ARIMA.r

### This R script downloads 10 yr/2 yr yield curve data from FRED and computes
### the date the yield curve will invert, first using a traditional least-squares
### method, then using a more accurate ARIMA model.

### Go to https://www.quandl.com and sign up for a free account.   Once done, go
### to "Account Settings", and copy your API key.

### Now open R and run the following commands.  You can either save it as a .R
### script or just enter the commands manually.   Lines starting with "#" are
### comments and can be ignored.

### We need the following packages for this example.
packages <- c("Quandl", "lubridate", "lmtest", "forecast")

### Install (if needed) and load needed packages.
new.packages <- packages[!(packages %in% installed.packages()[,"Package"])]
if(length(new.packages)) install.packages(new.packages, quiet=TRUE)
lapply(packages, "library", character.only=TRUE)

### Initialize Quandl with our API key
Quandl.api_key("<INSERT_YOUR_QUANDL_KEY_HERE>")

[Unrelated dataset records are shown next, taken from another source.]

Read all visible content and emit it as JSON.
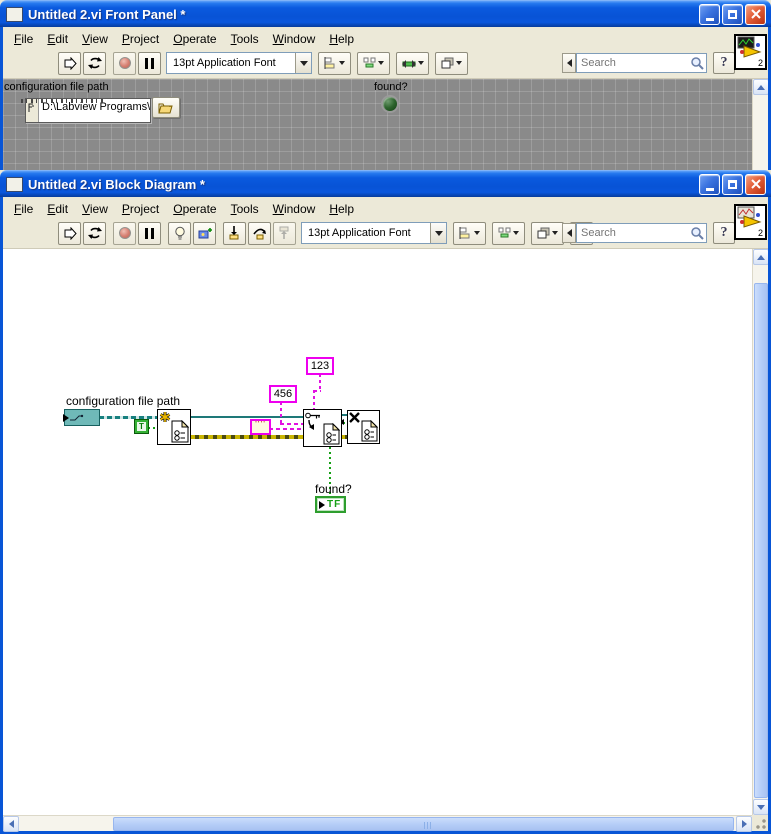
{
  "front_panel": {
    "title": "Untitled 2.vi Front Panel *",
    "menu": [
      "File",
      "Edit",
      "View",
      "Project",
      "Operate",
      "Tools",
      "Window",
      "Help"
    ],
    "toolbar": {
      "font_selector": "13pt Application Font",
      "search_placeholder": "Search",
      "badge": "2"
    },
    "panel": {
      "path_label": "configuration file path",
      "path_value": "D:\\Labview Programs\\",
      "found_label": "found?"
    }
  },
  "block_diagram": {
    "title": "Untitled 2.vi Block Diagram *",
    "menu": [
      "File",
      "Edit",
      "View",
      "Project",
      "Operate",
      "Tools",
      "Window",
      "Help"
    ],
    "toolbar": {
      "font_selector": "13pt Application Font",
      "search_placeholder": "Search",
      "badge": "2"
    },
    "diagram": {
      "path_label": "configuration file path",
      "true_constant": "T",
      "const_456": "456",
      "const_123": "123",
      "found_label": "found?",
      "tf_text": "TF"
    }
  }
}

### Load the 10-2 yield curve data from FRED.   The FRED code for this data
### set is "T10Y2Y".   If you want to analyze a different data set, just
### Google for "FRED GRAPHS <insert data set here>" and it will usually
### return the code you want.   In this example, I'm graphing data since
### December 13, 2016 (two complete years of data).
Data <- Quandl("FRED/T10Y2Y", start_date="2017-01-01")
attach(Data)

### Note that when importing dates, R imports them as t"2018-03-05".  For
### purposes of computing a fit, something like "2018.165" is more useful.
Decimal_Date <- decimal_date(Date)

### Do a linear regression fit of the data
Fit.lm <- lm(Value ~ Decimal_Date)
summary(Fit.lm)

### Calculate the inversion date given the simple LM fit
InversionDate.lm <- - Fit.lm$coefficients[1] / Fit.lm$coefficients[2]
date_decimal(InversionDate.lm)

### According to a simple linear regression, the yield curve will invert
### on March 19, 2019.  Now let's examine the residuals of the fit...
plot(residuals(Fit.lm), type="l")

### The "eyeball test" shows that the residuals aren't random.   There appears
### to be a strong quasi-perioidic component embedded in the residuals which
### renders the data "non-stationary".  So we need to examine the residuals to
### see what's going on.
###
### The Durbin-Watson test attempts to see if there is significant
### autocorrelation in the residuals.  The test is bounded between 0 and 4.
###
### d = 2  -> residuals show no correlation
### d > 2  -> residuals show positive correlation
### d < 2  -> residuals show negative correlation
dwtest(Value ~ Decimal_Date)

### The Durbin-Watson test score is 0.099033, indicating a strong
### positive correlation in the residuals.   This is due to the fact
### that bond prices residuals *aren't* random (which a simple linear
### regression assumes).  Rather, the price of the bond on day N is
### usually strongly correlated with the price on day N-1.   So we need
### to use a more advanced model to capture that autocorrelation.
###
### The ARIMA regression model is designed to do exactly that.  Explaining
### it is well beyond what a basic tutorial can handle, so I'm just going
### to do it, and you can Google more about it if you want.
###
### A generic ARIMA model has three parameters:
###
### p -> the order (number of time lags) of the autoregressive model
### d -> the degree of differencing (number of times past values were subtracted)
### q -> the order of the moving-average model
###
### As I write this, the data is best modeled by a (1,0,0) model.  Sometimes
### the auto.arima function seems to pick an unnecessarily complex model to
### fit because it minimizes AIC by a microscopic amount compared to a
### simple (1,0,0) model.  This is one of those areas where you need a bit
### of experience so you know when to use auto.arima and when to ignore it.
### Try to use both "aic" and "bic" in the "ic=" parameter to see which models
### Fit.arima <- auto.arima(Value, xreg=Decimal_Date, stepwise=FALSE, approximation=FALSE, ic="bic")

Fit.arima <- Arima(Value, xreg=Decimal_Date, order=c(1,0,0))
summary(Fit.arima)

### And the ARIMA model thinks the inversion date is...
InversionDate.arima = - Fit.arima$coef[2] / Fit.arima$coef[3]
date_decimal(InversionDate.arima)

### So the more advanced model predicts the yield curve will invert a few days
### later than the simple linear regression (03/25/19 vs 03/19/19).

### Now, let's check the residuals of the ARIMA fit againt the residuals from
### our original LM fit...
plot(residuals(Fit.lm), type="l", col="red")
lines(residuals(Fit.arima), type="l", col="blue")

### Our residuals are now smaller, and look much more random.